To minimize a cost function, most of the existing methods search for a trajectory in the configuration space of the manipulator to connect two task points defined in the Cartesian space considering a one to one mapping between the two spaces. But most robotic manipulators have multiple IK solutions. Hence, the mapping from each task point in the cartesian space into the configuration space is not unique. In other words, the problem of connecting a start point to an end point in the cartesian space should be mapped into a problem in the configuration space where the start and end points can be chosen from any of their corresponding IK solutions.

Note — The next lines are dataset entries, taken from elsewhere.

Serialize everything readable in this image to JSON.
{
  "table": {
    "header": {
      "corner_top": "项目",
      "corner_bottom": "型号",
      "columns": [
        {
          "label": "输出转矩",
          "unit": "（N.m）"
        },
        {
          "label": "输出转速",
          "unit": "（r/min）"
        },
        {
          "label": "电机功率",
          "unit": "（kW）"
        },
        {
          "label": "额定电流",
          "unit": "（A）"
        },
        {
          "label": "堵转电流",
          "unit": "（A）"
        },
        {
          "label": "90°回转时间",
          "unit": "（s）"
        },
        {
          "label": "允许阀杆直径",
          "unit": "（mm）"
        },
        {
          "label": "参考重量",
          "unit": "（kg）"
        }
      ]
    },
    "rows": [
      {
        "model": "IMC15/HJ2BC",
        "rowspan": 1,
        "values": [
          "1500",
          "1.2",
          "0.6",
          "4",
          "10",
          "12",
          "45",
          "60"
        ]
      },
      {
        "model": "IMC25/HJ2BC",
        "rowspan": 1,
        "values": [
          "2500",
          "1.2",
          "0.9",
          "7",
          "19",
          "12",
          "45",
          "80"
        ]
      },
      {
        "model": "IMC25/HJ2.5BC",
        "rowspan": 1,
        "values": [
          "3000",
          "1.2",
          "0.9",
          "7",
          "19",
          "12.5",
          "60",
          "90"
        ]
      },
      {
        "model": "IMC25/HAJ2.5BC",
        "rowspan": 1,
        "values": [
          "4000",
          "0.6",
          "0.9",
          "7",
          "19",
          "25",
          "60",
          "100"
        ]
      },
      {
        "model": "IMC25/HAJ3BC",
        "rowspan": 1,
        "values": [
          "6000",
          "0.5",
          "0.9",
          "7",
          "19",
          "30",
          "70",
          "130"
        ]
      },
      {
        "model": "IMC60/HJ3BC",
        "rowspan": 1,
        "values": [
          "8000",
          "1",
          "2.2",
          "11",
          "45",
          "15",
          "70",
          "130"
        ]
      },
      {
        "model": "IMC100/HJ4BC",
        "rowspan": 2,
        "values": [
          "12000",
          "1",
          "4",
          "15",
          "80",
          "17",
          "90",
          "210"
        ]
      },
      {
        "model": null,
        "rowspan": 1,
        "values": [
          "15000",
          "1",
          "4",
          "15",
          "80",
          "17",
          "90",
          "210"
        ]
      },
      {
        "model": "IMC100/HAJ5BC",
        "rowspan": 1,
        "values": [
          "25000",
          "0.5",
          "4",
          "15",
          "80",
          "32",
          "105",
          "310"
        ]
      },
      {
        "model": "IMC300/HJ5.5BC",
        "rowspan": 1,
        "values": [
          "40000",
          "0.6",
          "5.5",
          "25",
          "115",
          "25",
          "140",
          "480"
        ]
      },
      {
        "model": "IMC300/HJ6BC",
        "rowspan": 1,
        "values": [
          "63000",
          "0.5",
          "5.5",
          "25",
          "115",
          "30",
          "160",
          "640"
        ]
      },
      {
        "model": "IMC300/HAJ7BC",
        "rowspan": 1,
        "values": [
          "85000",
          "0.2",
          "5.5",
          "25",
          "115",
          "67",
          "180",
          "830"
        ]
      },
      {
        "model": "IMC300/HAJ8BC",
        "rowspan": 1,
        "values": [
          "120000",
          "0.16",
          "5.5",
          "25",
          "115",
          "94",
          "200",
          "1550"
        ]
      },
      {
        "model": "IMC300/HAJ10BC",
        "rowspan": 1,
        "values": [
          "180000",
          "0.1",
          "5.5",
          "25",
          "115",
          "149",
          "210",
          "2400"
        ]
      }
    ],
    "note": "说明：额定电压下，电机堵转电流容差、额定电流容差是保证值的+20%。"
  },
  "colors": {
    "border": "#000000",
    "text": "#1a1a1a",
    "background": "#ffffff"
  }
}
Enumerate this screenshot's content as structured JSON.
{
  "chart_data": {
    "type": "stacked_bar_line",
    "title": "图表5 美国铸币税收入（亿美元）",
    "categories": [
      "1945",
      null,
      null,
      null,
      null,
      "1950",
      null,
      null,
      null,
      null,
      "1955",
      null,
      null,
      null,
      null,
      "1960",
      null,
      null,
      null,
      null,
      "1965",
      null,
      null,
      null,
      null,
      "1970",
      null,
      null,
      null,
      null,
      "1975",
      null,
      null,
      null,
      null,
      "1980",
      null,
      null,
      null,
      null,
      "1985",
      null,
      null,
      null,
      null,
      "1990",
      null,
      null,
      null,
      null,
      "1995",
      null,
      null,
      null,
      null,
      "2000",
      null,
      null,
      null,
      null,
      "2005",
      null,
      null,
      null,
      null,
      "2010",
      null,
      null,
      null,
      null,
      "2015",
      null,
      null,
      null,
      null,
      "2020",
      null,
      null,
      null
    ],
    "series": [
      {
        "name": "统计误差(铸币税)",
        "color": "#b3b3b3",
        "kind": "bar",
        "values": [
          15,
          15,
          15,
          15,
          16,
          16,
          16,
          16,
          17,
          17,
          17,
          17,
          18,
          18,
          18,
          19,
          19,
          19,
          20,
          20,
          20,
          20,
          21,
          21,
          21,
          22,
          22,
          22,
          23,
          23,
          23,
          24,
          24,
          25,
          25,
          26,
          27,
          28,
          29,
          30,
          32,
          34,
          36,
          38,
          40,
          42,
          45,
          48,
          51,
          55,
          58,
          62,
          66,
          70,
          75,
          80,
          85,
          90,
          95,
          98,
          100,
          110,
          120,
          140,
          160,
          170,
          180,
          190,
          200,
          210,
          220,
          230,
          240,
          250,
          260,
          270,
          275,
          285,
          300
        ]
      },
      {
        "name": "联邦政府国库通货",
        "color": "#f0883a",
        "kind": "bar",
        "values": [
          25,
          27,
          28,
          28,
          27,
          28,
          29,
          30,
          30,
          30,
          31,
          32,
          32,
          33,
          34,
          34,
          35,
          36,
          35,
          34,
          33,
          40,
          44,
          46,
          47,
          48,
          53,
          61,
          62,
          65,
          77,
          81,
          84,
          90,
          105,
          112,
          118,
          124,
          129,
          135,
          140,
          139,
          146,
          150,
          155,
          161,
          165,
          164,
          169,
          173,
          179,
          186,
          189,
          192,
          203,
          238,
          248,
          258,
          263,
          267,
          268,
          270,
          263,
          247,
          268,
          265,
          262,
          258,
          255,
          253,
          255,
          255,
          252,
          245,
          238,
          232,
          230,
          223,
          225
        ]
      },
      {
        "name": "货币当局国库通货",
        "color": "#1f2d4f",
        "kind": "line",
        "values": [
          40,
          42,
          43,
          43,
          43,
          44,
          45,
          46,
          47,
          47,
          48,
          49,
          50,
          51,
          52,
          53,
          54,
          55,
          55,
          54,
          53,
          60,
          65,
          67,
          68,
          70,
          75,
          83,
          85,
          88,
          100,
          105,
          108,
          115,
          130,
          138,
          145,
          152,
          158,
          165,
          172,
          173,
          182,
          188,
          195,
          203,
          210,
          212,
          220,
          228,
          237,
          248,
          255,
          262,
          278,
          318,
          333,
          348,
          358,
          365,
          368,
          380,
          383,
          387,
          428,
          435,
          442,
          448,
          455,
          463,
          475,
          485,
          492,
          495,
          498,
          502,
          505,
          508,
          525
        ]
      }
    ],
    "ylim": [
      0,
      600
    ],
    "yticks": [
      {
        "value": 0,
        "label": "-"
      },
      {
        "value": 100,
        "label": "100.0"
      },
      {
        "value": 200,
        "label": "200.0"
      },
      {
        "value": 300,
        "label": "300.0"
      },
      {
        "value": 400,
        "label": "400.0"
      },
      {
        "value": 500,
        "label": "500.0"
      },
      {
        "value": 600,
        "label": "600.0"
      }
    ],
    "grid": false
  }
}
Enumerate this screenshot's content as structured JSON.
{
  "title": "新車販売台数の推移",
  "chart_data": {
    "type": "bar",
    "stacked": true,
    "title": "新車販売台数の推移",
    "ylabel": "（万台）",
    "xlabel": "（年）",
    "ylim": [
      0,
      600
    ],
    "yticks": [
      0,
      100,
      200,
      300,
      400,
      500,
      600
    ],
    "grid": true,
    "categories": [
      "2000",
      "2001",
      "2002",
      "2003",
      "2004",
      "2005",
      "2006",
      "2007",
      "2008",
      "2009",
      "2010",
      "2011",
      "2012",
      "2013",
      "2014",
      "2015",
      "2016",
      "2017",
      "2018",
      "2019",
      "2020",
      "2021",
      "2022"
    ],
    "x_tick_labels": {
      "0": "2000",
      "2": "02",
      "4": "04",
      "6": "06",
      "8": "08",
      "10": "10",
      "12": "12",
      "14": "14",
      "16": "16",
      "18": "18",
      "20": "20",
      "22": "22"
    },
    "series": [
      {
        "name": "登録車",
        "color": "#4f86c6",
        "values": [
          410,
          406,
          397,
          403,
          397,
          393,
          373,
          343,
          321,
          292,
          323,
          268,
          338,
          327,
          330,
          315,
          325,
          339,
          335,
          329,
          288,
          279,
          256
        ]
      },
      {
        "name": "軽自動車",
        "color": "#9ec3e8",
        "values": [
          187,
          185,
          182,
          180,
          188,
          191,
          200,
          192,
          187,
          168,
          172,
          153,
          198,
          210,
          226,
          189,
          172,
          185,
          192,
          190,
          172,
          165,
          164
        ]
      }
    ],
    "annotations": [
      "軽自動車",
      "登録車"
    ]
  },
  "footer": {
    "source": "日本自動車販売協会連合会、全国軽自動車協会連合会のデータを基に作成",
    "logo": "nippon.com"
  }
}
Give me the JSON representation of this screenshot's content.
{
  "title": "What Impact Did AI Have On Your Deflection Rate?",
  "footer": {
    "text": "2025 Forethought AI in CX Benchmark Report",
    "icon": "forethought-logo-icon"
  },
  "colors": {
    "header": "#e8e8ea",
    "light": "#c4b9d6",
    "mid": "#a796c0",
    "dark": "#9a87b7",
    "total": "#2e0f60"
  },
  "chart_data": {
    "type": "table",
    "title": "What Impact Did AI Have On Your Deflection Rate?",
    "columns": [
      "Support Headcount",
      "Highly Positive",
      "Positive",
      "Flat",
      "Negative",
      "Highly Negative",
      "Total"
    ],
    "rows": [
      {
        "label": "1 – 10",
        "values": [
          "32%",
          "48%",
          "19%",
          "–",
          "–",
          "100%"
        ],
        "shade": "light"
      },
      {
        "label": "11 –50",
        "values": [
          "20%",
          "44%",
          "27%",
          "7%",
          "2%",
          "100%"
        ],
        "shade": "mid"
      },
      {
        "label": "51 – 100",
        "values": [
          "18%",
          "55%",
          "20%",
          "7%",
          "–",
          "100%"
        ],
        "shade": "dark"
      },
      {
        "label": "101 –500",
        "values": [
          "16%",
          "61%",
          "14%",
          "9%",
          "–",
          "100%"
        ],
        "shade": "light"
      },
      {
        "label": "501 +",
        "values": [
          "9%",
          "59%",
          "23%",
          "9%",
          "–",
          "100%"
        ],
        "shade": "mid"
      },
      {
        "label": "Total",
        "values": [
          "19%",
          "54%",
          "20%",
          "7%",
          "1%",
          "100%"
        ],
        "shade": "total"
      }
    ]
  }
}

Furthermore, the operation of the industrial manipulators consists of numerous repetitive tasks. The sequence that the robot performs these tasks is of no importance in numerous applications such as inspection. If each task is represented with a task point in the cartesian space, another problem that could be addressed in path planning is how to arrange the sequence of task points to achieve a performance boost. In other words, if there exist a set of task points, in what order the start and end point couples should be chosen to further increase the performance of the manipulator.

In this research, a formulation for considering multiple IK solutions in the multi-goal path planning problem is presented. Moreover, an efficient algorithm for solving for exact solutions of the proposed formulation is presented. The algorithm utilizes a Generalized Traveling Salesman solver as the primary solver.